Nach anfänglicher Bühnenlaufbahn hat Prückner viele Jahre beinahe ausschließlich für Film und Fernsehen vor der Kamera gestanden. Dann kam die Idee zur Überarbeitung von Dante Alighieris Stoff "La Vita Nova", den er mit Regisseur Fred Berndt übersetzt und für die Bühne bearbeitet hat. Die Proben-Endphase sowie die Uraufführung fanden im Erholungshaus statt, von wo aus die "Performance für Schauspieler, Sopran und Live-Musik" über die neu angelegte Kulturachse Leverkusen-Berlin ins Renaissance Theater der Hauptstadt wandert.

Die Bezeichnung "Stück" findet Berndt unangemessen. Wenn sich auch durch die Art der Aneinanderreihung in der zweistündigen Produktion eine fortlaufende Entwicklung ergeben habe, bleibe er lieber bei der Umschreibung "Aufführung unter Nennung der Zutaten". Die zweite wichtige "Zutat" saß neben dem Schauspieler der Dante-Rolle auf dem Sofa: Janet Williams, die in La Vita Nova drei Funktionen hat. Als Sopranistin vermittelte sie Dantes Lyrik so eindringlich wie es nur Musik vermag, als Muse durchbricht sie die Barriere aus weißen Blättern, um den Schriftsteller zu inspirieren, in der Rolle der Beatrice verkörpert sie den Ursprung aller Gedanken, die den Dichter unter Schreibzwang setzten.
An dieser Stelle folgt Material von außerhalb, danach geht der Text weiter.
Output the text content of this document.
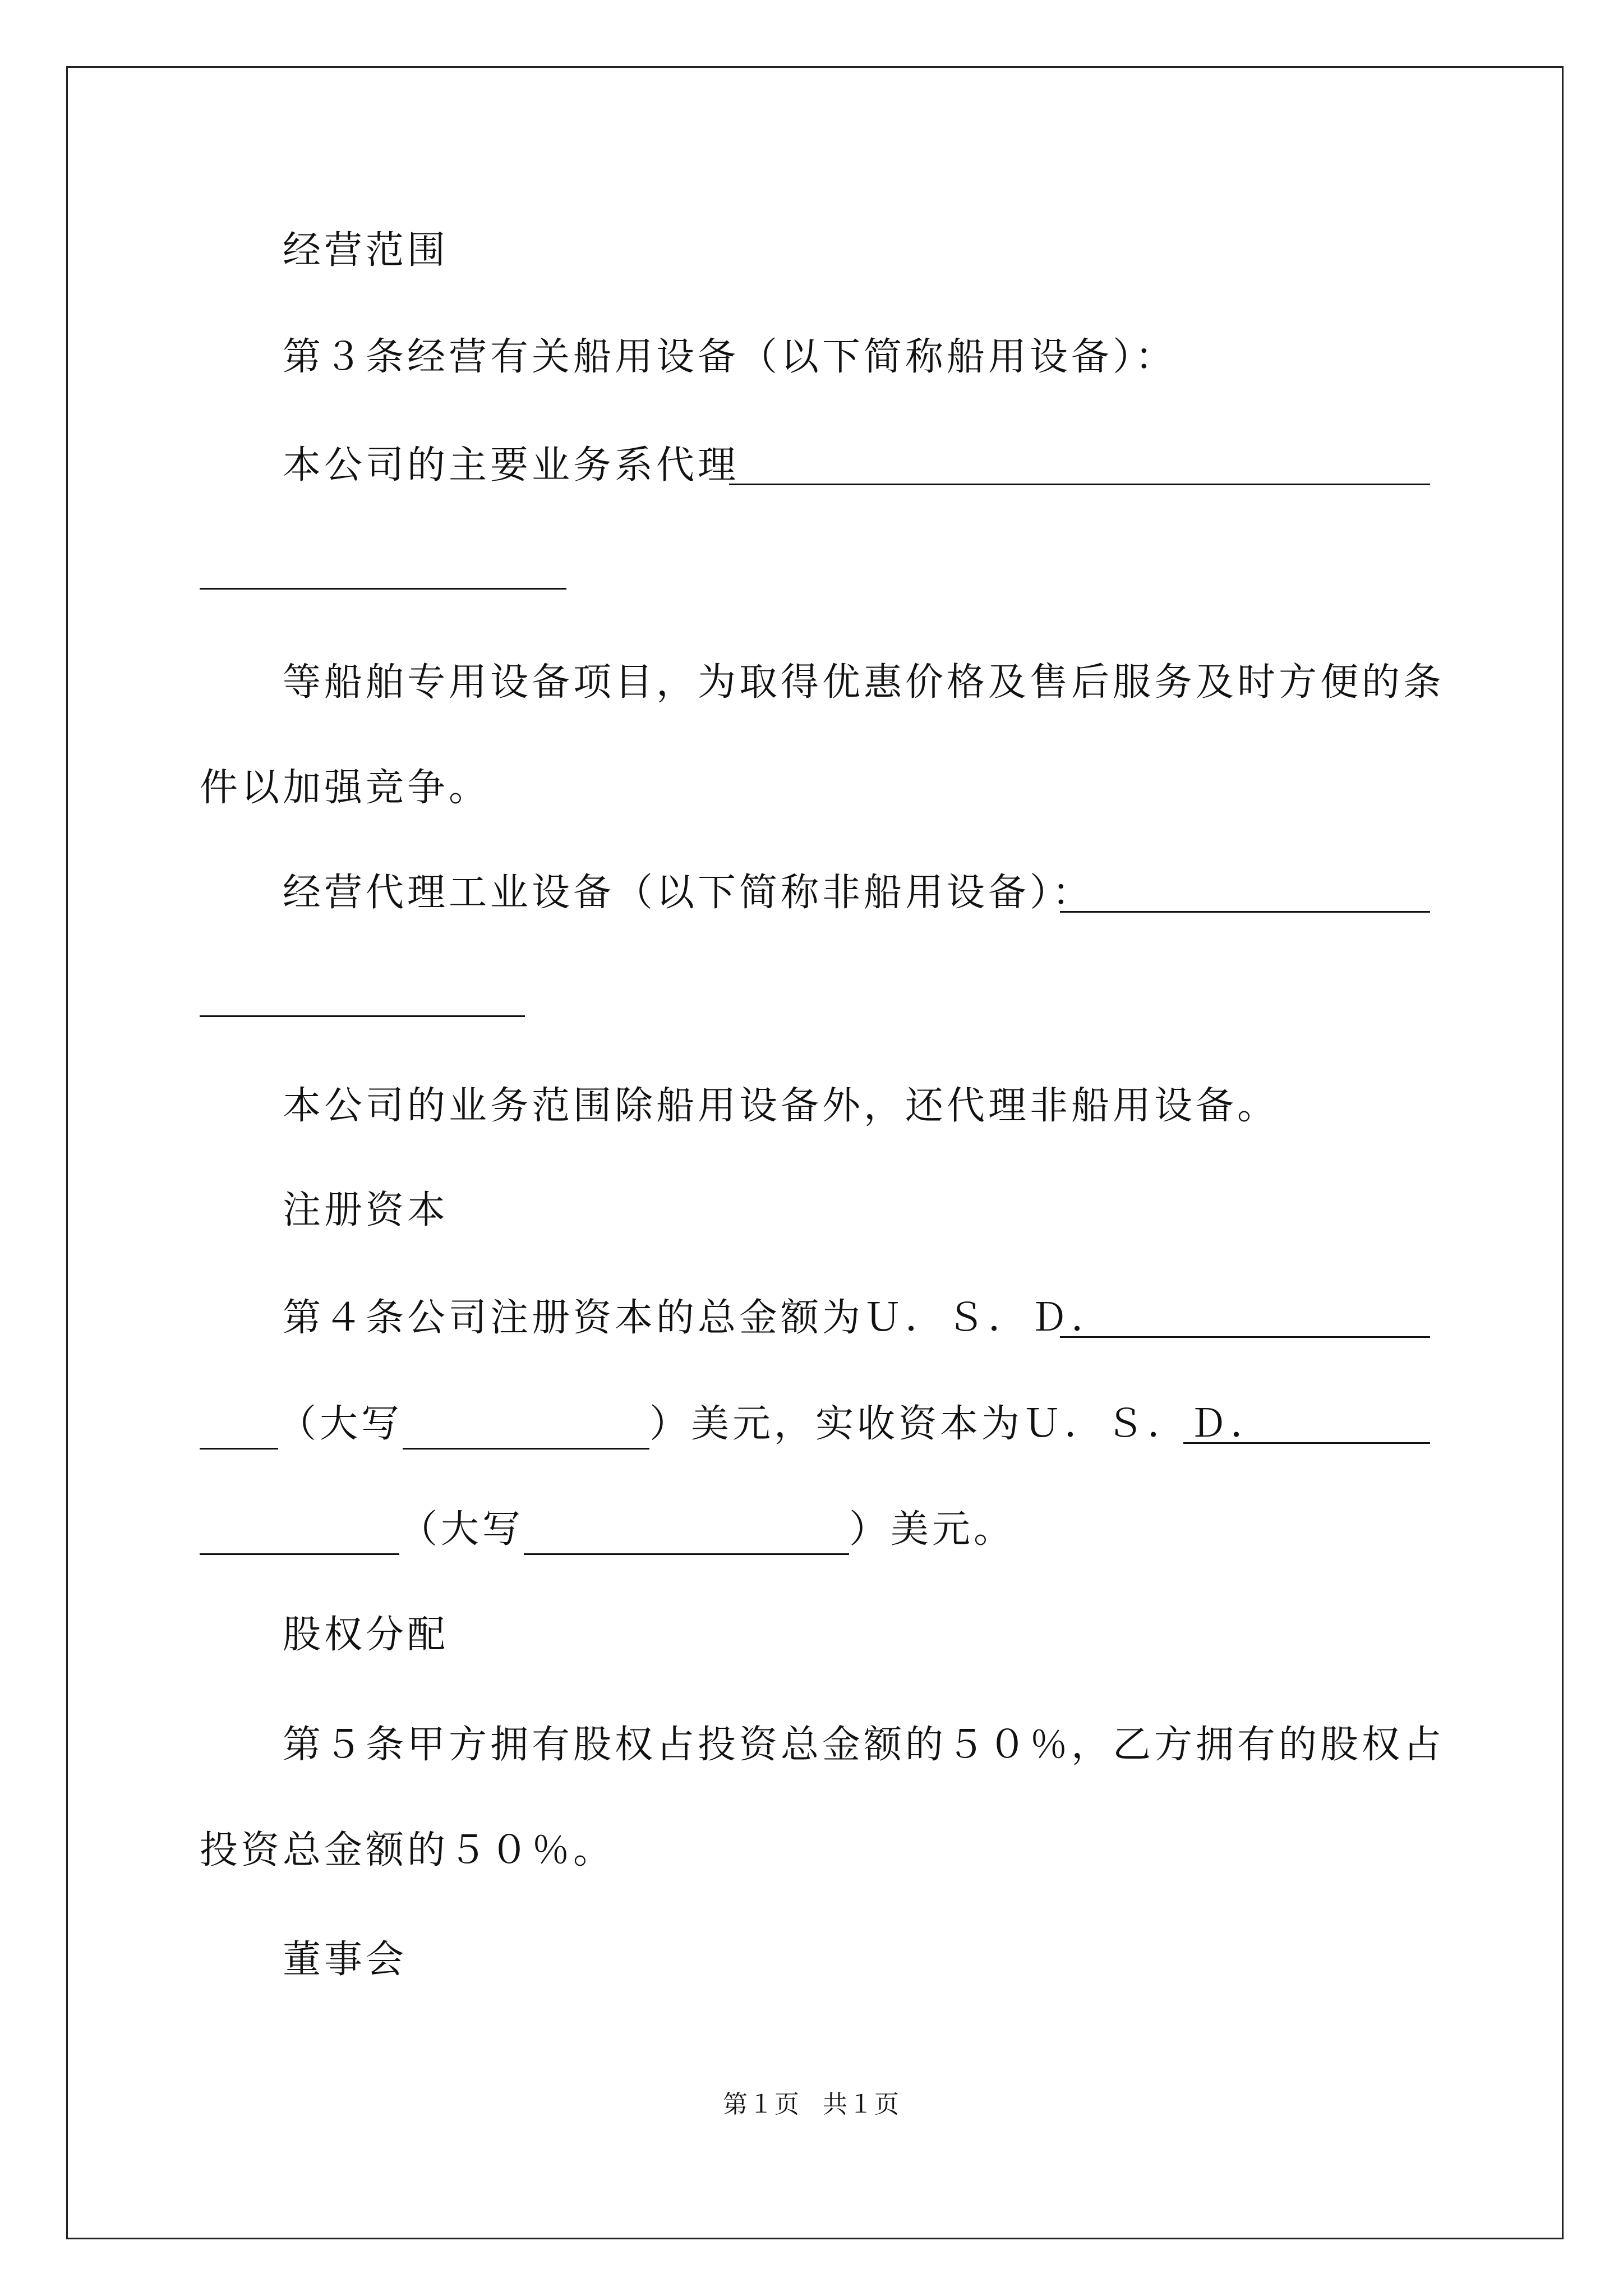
经营范围
第３条经营有关船用设备（以下简称船用设备）：
本公司的主要业务系代理
等船舶专用设备项目，为取得优惠价格及售后服务及时方便的条
件以加强竞争。
经营代理工业设备（以下简称非船用设备）：
本公司的业务范围除船用设备外，还代理非船用设备。
注册资本
第４条公司注册资本的总金额为Ｕ．Ｓ．Ｄ．
（大写	）美元，实收资本为Ｕ．Ｓ．Ｄ．
（大写	）美元。
股权分配
第５条甲方拥有股权占投资总金额的５０％，乙方拥有的股权占
投资总金额的５０％。
董事会
第１页 共１页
Tatsächlich waren es wohl die alltäglichen Begegnungen mit der lebenslang geliebten Frau, die er in Kunst übertrug. Dieses Phänomen, eine Art Zwang zur künstlerischen Überhöhung der eigenen Wirklichkeit ist Kern des komplexen Stückes, das eigentlich keines ist. Ursprünglich hatte Prückner die Idee von einer Lesung mit Musik, hatte also nicht damit gerechnet, so viel Text lernen zu müssen, wie es in dieser "Performance" nun der Fall ist. Er nahm den Kraftakt auf sich, der durchaus genussvolle und amüsante Momente mit sich brachte. Die Musik, eine zeitgenössische Komposition mit Renaissance-Anklängen, schuf Uri Rom dazu. Als sich in seinem Kopf die Melodien zur italienischen Lyrik formten, habe er Stimme und Möglichkeiten von Janet Williams im Kopf gehabt, erzählte er. Für ihn stand auf jeden Fall fest, dass die Musik das Publikum gewinnen und für den Stoff interessieren sollte und nicht verschrecken.